Saturday, April 17, 2010

Ageism and Unemployment

It appears that the problem of being old and unemployed is starting to get its due. There may once have been a time when it was possible to retire tidily and in a timely fashion and never experience age discrimination in the workforce. In addition, the commonality of corporate pensions would have taken the pinch out of a forced retirement --- it wasn't a layoff with a few months' severance, but an income stream for life. Therefore, the phenomenon of ageism and employment appeared to be more of an exception than the rule and would have carried a tremendous stigma ("He really wasn't functioning on the same level anymore," "She just couldn't take the hint and retire..."). Considering that most of the rule-makers and policy setters in our country come from this ilk - the college educated, white-collar job-set, the relative invisibility of age discrimination in the corporate world insured that there was a lack of appreciation for the problem in general... until now. Because of the economic downturn and the timing as it relates to the anticipated retirement of aging boomers... the problem is much more evident.
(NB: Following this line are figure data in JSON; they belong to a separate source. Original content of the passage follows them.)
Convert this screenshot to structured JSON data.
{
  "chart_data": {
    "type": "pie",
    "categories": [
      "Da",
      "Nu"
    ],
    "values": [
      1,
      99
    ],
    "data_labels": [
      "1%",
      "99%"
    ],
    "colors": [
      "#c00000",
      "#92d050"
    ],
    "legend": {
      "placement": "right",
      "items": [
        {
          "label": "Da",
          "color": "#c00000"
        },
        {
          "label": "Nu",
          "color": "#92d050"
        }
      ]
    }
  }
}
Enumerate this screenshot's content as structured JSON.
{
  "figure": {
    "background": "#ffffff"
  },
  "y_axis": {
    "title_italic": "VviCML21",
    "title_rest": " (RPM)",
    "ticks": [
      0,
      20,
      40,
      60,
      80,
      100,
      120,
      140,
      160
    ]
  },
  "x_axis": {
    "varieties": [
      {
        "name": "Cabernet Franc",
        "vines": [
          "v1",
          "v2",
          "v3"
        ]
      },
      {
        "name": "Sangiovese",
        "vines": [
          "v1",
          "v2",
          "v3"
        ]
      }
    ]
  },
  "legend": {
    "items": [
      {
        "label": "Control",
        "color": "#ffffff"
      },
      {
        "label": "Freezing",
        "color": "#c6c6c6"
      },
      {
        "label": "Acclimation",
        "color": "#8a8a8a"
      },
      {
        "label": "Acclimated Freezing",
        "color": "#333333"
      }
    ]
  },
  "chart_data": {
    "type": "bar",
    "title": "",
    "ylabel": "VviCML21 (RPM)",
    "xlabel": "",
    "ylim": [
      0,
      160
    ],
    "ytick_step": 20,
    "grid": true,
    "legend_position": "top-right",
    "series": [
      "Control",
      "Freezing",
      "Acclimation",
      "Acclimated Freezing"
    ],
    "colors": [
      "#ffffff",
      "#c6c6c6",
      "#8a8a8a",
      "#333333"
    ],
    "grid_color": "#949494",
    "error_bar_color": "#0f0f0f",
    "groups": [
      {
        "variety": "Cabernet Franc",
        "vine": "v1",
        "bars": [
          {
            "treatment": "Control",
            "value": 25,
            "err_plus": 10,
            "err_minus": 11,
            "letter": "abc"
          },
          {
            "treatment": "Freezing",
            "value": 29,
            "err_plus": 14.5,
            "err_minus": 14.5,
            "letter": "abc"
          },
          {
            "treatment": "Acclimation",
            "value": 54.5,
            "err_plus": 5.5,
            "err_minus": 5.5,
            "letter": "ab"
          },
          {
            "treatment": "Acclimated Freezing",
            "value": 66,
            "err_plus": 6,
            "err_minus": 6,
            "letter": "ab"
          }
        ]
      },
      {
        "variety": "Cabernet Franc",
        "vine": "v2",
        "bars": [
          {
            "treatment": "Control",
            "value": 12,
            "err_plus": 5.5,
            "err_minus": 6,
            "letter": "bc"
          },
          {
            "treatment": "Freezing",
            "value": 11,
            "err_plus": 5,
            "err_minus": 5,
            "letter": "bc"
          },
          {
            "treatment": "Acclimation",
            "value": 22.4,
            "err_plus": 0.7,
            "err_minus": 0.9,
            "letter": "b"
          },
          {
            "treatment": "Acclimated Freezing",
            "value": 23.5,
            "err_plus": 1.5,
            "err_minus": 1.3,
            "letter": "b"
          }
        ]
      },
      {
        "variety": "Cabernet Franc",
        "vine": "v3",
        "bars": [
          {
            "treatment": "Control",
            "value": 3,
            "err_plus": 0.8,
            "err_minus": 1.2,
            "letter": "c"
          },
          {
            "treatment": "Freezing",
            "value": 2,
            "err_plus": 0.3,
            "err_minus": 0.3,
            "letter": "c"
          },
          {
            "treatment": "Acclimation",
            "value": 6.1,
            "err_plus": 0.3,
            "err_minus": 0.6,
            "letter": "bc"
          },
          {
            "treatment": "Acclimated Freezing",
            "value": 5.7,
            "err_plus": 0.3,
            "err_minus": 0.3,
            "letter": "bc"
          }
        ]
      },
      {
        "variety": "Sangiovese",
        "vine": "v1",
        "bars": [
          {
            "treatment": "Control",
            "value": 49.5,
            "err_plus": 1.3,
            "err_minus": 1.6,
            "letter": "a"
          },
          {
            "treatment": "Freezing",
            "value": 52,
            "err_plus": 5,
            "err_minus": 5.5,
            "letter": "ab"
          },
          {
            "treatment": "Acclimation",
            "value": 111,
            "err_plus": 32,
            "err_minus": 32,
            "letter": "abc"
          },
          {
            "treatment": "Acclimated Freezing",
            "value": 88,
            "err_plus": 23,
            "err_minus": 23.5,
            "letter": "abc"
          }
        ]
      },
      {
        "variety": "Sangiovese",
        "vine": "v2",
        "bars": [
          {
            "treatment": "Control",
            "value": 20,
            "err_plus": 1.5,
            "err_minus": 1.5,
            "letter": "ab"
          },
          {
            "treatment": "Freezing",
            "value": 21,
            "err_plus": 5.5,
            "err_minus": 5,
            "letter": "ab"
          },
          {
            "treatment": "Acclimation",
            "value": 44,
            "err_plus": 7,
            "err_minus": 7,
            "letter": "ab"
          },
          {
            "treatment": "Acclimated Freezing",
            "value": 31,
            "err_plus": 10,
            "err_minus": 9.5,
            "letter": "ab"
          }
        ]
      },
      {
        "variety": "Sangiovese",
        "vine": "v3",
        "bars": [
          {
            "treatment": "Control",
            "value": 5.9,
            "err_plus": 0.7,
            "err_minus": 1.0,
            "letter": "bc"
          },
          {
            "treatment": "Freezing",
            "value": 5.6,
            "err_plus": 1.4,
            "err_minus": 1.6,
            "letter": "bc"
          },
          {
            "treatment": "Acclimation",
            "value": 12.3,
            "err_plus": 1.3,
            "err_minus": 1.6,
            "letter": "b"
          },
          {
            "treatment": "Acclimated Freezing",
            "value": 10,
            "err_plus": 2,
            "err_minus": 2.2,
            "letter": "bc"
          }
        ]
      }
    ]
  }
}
I'm not sure if it's just that my awareness is now heightened, or that, because of the conditions of the moment (lots of people approaching retirement age with wiped out retirement savings and high numbers of joblessness), but the issue seems to be coming up a lot more in the media. 

Just today, I noted it in this article on local homeless services:

"These people are desperate," O'Mara said. "They've paid taxes all their lives; they've never not been able to work. They don't qualify for much of the aid that's available because they have too many assets. But what do all these assets matter when you're 50 years old and you can't find a job?"